In mice, researchers labeled Krt5-expressing basal cells in the trachea to track the descendants of these cells over time. Basal cells and their descendants in mice without carcinogen exposure remained in their original location in the trachea, the researchers found. However, basal cells in mice exposed to a tobacco-smoke carcinogen gradually multiplied before breaching the tracheal boundary and spreading into the lungs.

“There is a natural balance between the different cell populations and types, but when these cell populations are exposed to carcinogens like those found in tobacco smoke, this balance is disrupted,” noted study first author Sandra Gómez-López, PhD, University College London. “Our experiments have shown that populations of cells originating from just a few damaged basal cells in the trachea gradually become dominant, taking over large areas of the lung.”

Emergence of Transitional Cell Population

The researchers also performed single-cell RNA sequencing of tracheal cells from healthy mice and mice exposed to carcinogens, as well as from humans who did not smoke and those who did smoke. Their findings showed that as damaged basal cells colonize the airways, a population of transitional cells expressing a different gene, Krt13, also becomes more abundant. Luminal cells, meanwhile, become scarce.

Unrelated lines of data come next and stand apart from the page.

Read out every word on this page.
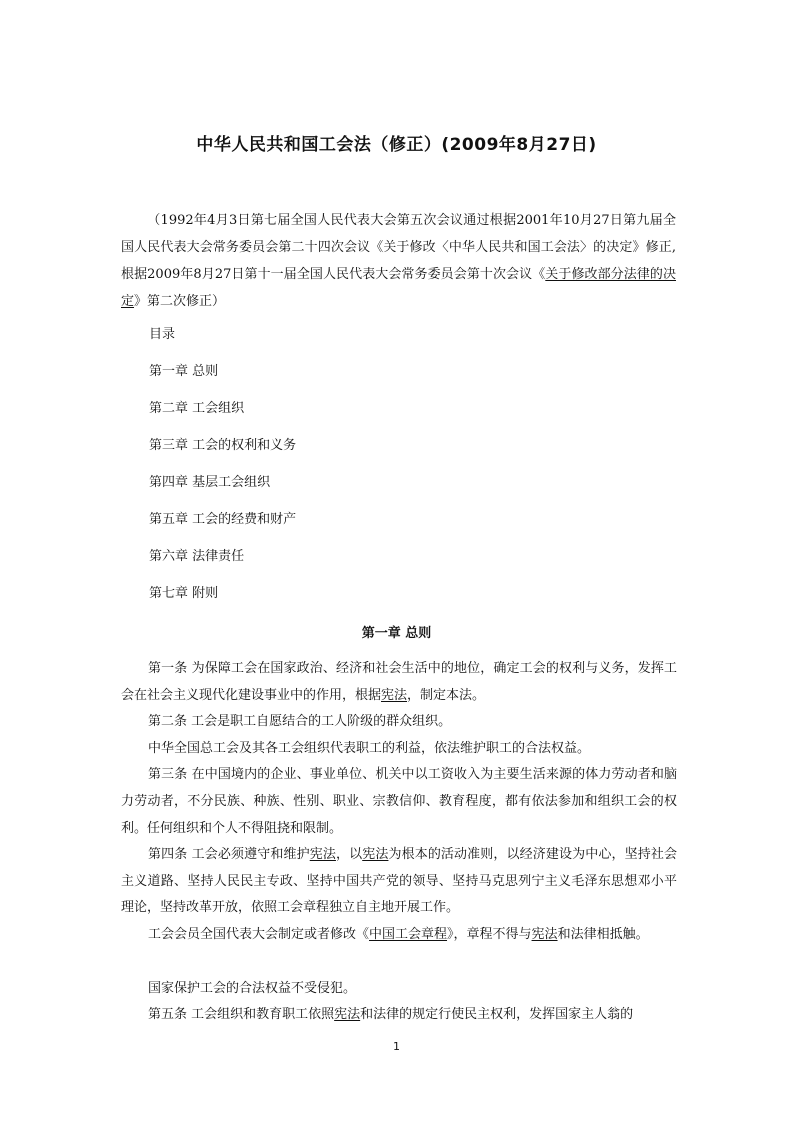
中华人民共和国工会法（修正）(2009年8月27日)

（1992年4月3日第七届全国人民代表大会第五次会议通过根据2001年10月27日第九届全国人民代表大会常务委员会第二十四次会议《关于修改〈中华人民共和国工会法〉的决定》修正,根据2009年8月27日第十一届全国人民代表大会常务委员会第十次会议《关于修改部分法律的决定》第二次修正）

目录
第一章 总则
第二章 工会组织
第三章 工会的权利和义务
第四章 基层工会组织
第五章 工会的经费和财产
第六章 法律责任
第七章 附则
第一章 总则

第一条 为保障工会在国家政治、经济和社会生活中的地位，确定工会的权利与义务，发挥工会在社会主义现代化建设事业中的作用，根据宪法，制定本法。

第二条 工会是职工自愿结合的工人阶级的群众组织。

中华全国总工会及其各工会组织代表职工的利益，依法维护职工的合法权益。

第三条 在中国境内的企业、事业单位、机关中以工资收入为主要生活来源的体力劳动者和脑力劳动者，不分民族、种族、性别、职业、宗教信仰、教育程度，都有依法参加和组织工会的权利。任何组织和个人不得阻挠和限制。

第四条 工会必须遵守和维护宪法，以宪法为根本的活动准则，以经济建设为中心，坚持社会主义道路、坚持人民民主专政、坚持中国共产党的领导、坚持马克思列宁主义毛泽东思想邓小平理论，坚持改革开放，依照工会章程独立自主地开展工作。

工会会员全国代表大会制定或者修改《中国工会章程》，章程不得与宪法和法律相抵触。

国家保护工会的合法权益不受侵犯。

第五条 工会组织和教育职工依照宪法和法律的规定行使民主权利，发挥国家主人翁的

1
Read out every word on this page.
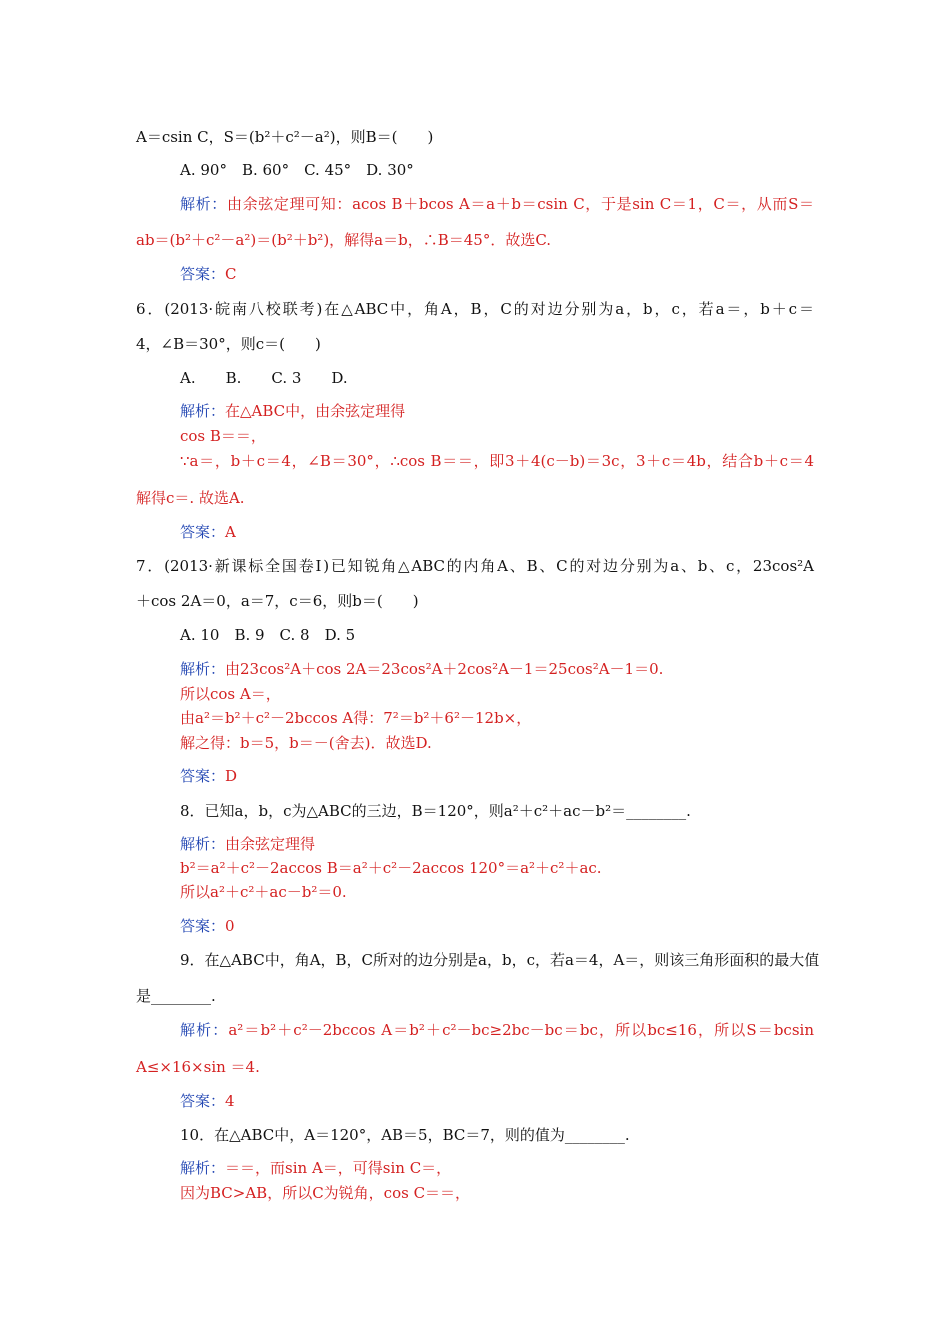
A＝csin C，S＝(b²＋c²－a²)，则B＝(　　)
A. 90°　B. 60°　C. 45°　D. 30°
解析：由余弦定理可知：acos B＋bcos A＝a＋b＝csin C，于是sin C＝1，C＝，从而S＝
ab＝(b²＋c²－a²)＝(b²＋b²)，解得a＝b，∴B＝45°．故选C.
答案：C
6．(2013·皖南八校联考)在△ABC中，角A，B，C的对边分别为a，b，c，若a＝，b＋c＝
4，∠B＝30°，则c＝(　　)
A.　　B.　　C. 3　　D.
解析：在△ABC中，由余弦定理得
cos B＝＝，
∵a＝，b＋c＝4，∠B＝30°，∴cos B＝＝，即3＋4(c－b)＝3c，3＋c＝4b，结合b＋c＝4
解得c＝. 故选A.
答案：A
7．(2013·新课标全国卷Ⅰ)已知锐角△ABC的内角A、B、C的对边分别为a、b、c，23cos²A
＋cos 2A＝0，a＝7，c＝6，则b＝(　　)
A. 10　B. 9　C. 8　D. 5
解析：由23cos²A＋cos 2A＝23cos²A＋2cos²A－1＝25cos²A－1＝0.
所以cos A＝，
由a²＝b²＋c²－2bccos A得：7²＝b²＋6²－12b×，
解之得：b＝5，b＝－(舍去)．故选D.
答案：D
8．已知a，b，c为△ABC的三边，B＝120°，则a²＋c²＋ac－b²＝________.
解析：由余弦定理得
b²＝a²＋c²－2accos B＝a²＋c²－2accos 120°＝a²＋c²＋ac.
所以a²＋c²＋ac－b²＝0.
答案：0
9．在△ABC中，角A，B，C所对的边分别是a，b，c，若a＝4，A＝，则该三角形面积的最大值
是________.
解析：a²＝b²＋c²－2bccos A＝b²＋c²－bc≥2bc－bc＝bc，所以bc≤16，所以S＝bcsin
A≤×16×sin ＝4.
答案：4
10．在△ABC中，A＝120°，AB＝5，BC＝7，则的值为________.
解析：＝＝，而sin A＝，可得sin C＝，
因为BC>AB，所以C为锐角，cos C＝＝，
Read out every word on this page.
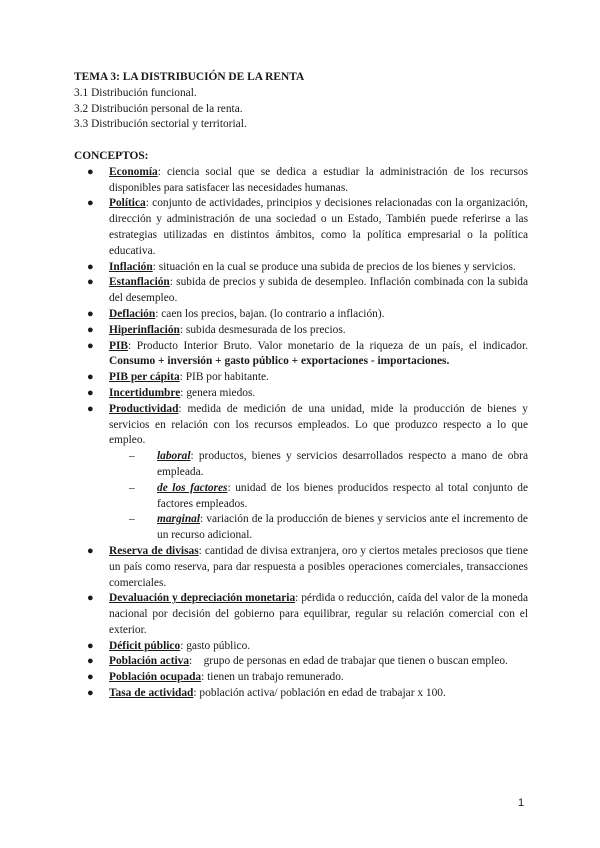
TEMA 3: LA DISTRIBUCIÓN DE LA RENTA

3.1 Distribución funcional.

3.2 Distribución personal de la renta.

3.3 Distribución sectorial y territorial.

CONCEPTOS:

● Economía: ciencia social que se dedica a estudiar la administración de los recursos disponibles para satisfacer las necesidades humanas.
● Política: conjunto de actividades, principios y decisiones relacionadas con la organización, dirección y administración de una sociedad o un Estado, También puede referirse a las estrategias utilizadas en distintos ámbitos, como la política empresarial o la política educativa.
● Inflación: situación en la cual se produce una subida de precios de los bienes y servicios.
● Estanflación: subida de precios y subida de desempleo. Inflación combinada con la subida del desempleo.
● Deflación: caen los precios, bajan. (lo contrario a inflación).
● Hiperinflación: subida desmesurada de los precios.
● PIB: Producto Interior Bruto. Valor monetario de la riqueza de un país, el indicador. Consumo + inversión + gasto público + exportaciones - importaciones.
● PIB per cápita: PIB por habitante.
● Incertidumbre: genera miedos.
● Productividad: medida de medición de una unidad, mide la producción de bienes y servicios en relación con los recursos empleados. Lo que produzco respecto a lo que empleo.
– laboral: productos, bienes y servicios desarrollados respecto a mano de obra empleada.
– de los factores: unidad de los bienes producidos respecto al total conjunto de factores empleados.
– marginal: variación de la producción de bienes y servicios ante el incremento de un recurso adicional.
● Reserva de divisas: cantidad de divisa extranjera, oro y ciertos metales preciosos que tiene un país como reserva, para dar respuesta a posibles operaciones comerciales, transacciones comerciales.
● Devaluación y depreciación monetaria: pérdida o reducción, caída del valor de la moneda nacional por decisión del gobierno para equilibrar, regular su relación comercial con el exterior.
● Déficit público: gasto público.
● Población activa:    grupo de personas en edad de trabajar que tienen o buscan empleo.
● Población ocupada: tienen un trabajo remunerado.
● Tasa de actividad: población activa/ población en edad de trabajar x 100.
1
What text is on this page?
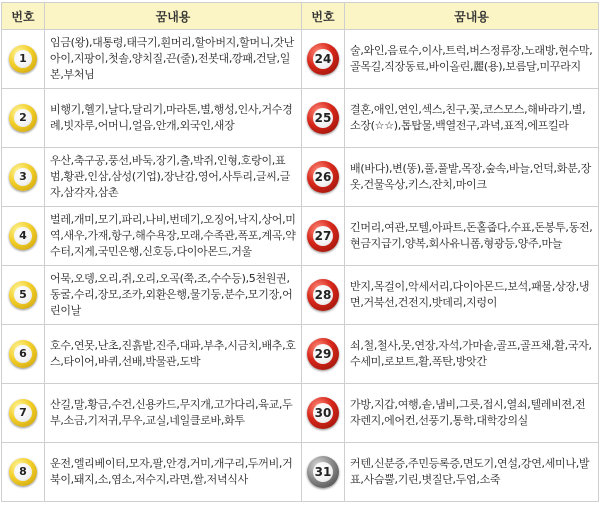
번호	꿈내용	번호	꿈내용

1	임금(왕),대통령,태극기,흰머리,할아버지,할머니,갓난아이,지팡이,첫솔,양치질,끈(줄),전봇대,깡패,건달,일본,부처님	24	술,와인,음료수,이사,트럭,버스정류장,노래방,현수막,골목길,직장동료,바이올린,麗(용),보름달,미꾸라지

2	비행기,헬기,날다,달리기,마라톤,별,행성,인사,거수경례,빗자루,어머니,얼음,안개,외국인,새장	25	결혼,애인,연인,섹스,친구,꽃,코스모스,해바라기,별,소장(☆☆),톱탑물,백열전구,과녁,표적,에프킬라

3	우산,축구공,풍선,바둑,장기,출,박쥐,인형,호랑이,표범,황관,인삼,삼성(기업),장난감,영어,사투리,글씨,글자,삼각자,삼촌	26	배(바다),변(똥),풀,풀밭,목장,숲속,바늘,언덕,화분,장옷,건물옥상,키스,잔치,마이크

4	벌레,개미,모기,파리,나비,번데기,오징어,낙지,상어,미역,새우,가재,항구,해수욕장,모래,수족관,폭포,계곡,약수터,지게,국민은행,신호등,다이아몬드,거울	27	긴머리,여관,모텔,아파트,돈홀줍다,수표,돈봉투,동전,현금지급기,양복,회사유니폼,형광등,양주,마늘

5	어묵,오뎅,오리,쥐,오리,오곡(쭉,조,수수등),5천원권,동굴,수리,장모,조카,외환은행,물기둥,분수,모기장,어린이날	28	반지,목걸이,악세서리,다이아몬드,보석,패물,상장,냉면,거북선,건전지,밧데리,지렁이

6	호수,연못,난초,진흙밭,진주,대파,부추,시금치,배추,호스,타이어,바퀴,선배,박물관,도박	29	쇠,철,철사,못,연장,자석,가마솥,골프,골프채,활,국자,수세미,로보트,활,폭탄,방앗간

7	산길,말,황금,수건,신용카드,무지개,고가다리,육교,두부,소금,기저귀,무우,교실,네일클로바,화투	30	가방,지갑,여행,솥,냄비,그릇,접시,열쇠,텔레비젼,전자렌지,에어컨,선풍기,통학,대학강의실

8	운전,엘리베이터,모자,팔,안경,거미,개구리,두꺼비,거북이,돼지,소,염소,저수지,라면,쌀,저녁식사	31	커텐,신분증,주민등록증,면도기,연설,강연,세미나,발표,사슴뿔,기린,볏질단,두엄,소죽
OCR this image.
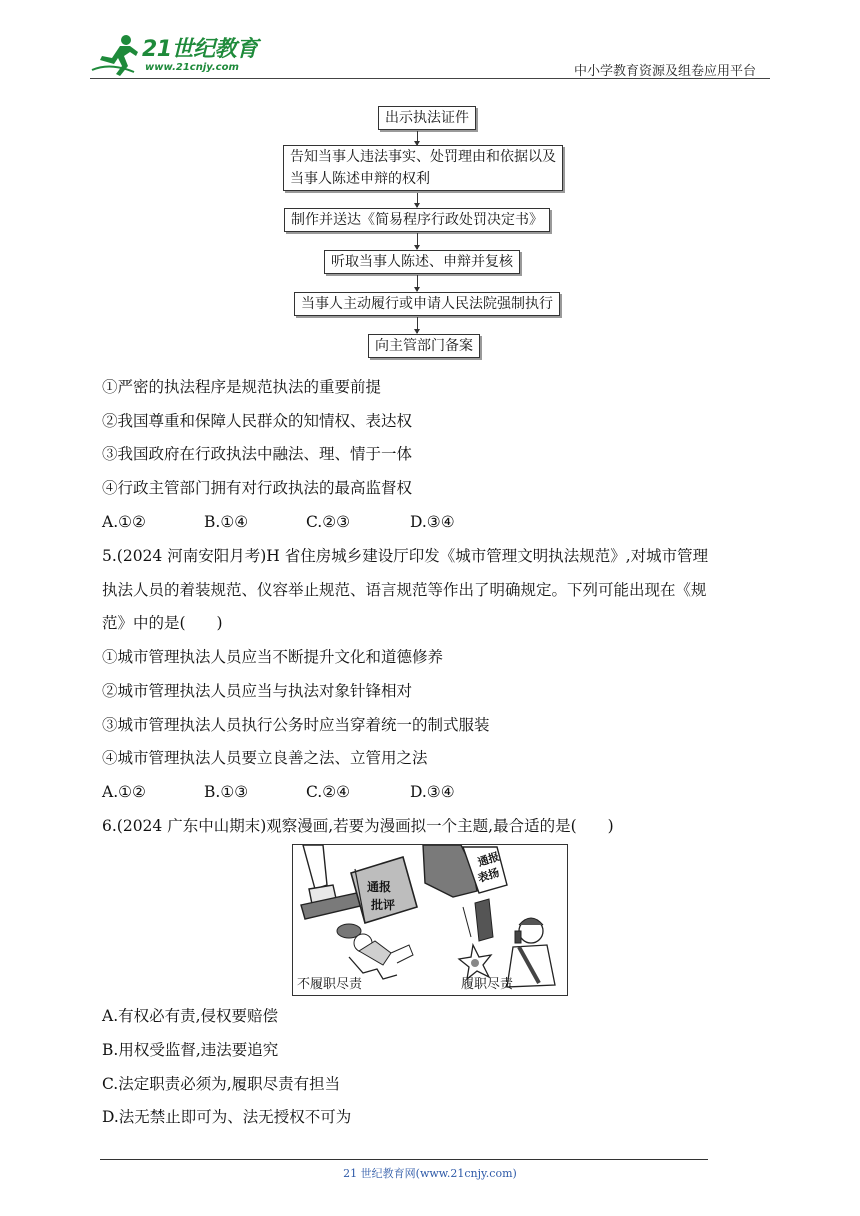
21世纪教育
www.21cnjy.com	中小学教育资源及组卷应用平台
出示执法证件
告知当事人违法事实、处罚理由和依据以及
当事人陈述申辩的权利
制作并送达《简易程序行政处罚决定书》
听取当事人陈述、申辩并复核
当事人主动履行或申请人民法院强制执行
向主管部门备案
①严密的执法程序是规范执法的重要前提
②我国尊重和保障人民群众的知情权、表达权
③我国政府在行政执法中融法、理、情于一体
④行政主管部门拥有对行政执法的最高监督权
A.①②	B.①④	C.②③	D.③④
5.(2024 河南安阳月考)H 省住房城乡建设厅印发《城市管理文明执法规范》,对城市管理
执法人员的着装规范、仪容举止规范、语言规范等作出了明确规定。下列可能出现在《规
范》中的是(　　)
①城市管理执法人员应当不断提升文化和道德修养
②城市管理执法人员应当与执法对象针锋相对
③城市管理执法人员执行公务时应当穿着统一的制式服装
④城市管理执法人员要立良善之法、立管用之法
A.①②	B.①③	C.②④	D.③④
6.(2024 广东中山期末)观察漫画,若要为漫画拟一个主题,最合适的是(　　)
通报
批评
通报
表扬
不履职尽责	履职尽责
A.有权必有责,侵权要赔偿
B.用权受监督,违法要追究
C.法定职责必须为,履职尽责有担当
D.法无禁止即可为、法无授权不可为
21 世纪教育网(www.21cnjy.com)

Moreover, DNA sequencing of the trachea and lung samples from people who had smoked revealed that cells from separate precancerous lesions descended from the same damaged basal cell, the research team reported.

Implications for Early Detection & Prevention

“By understanding the ‘cell of origin’ where these changes begin and how they develop, the ambition is that we will be able to design strategies to prevent lung cancer occurring in the first place,” said Dr Janes, “or at least detect it much earlier.”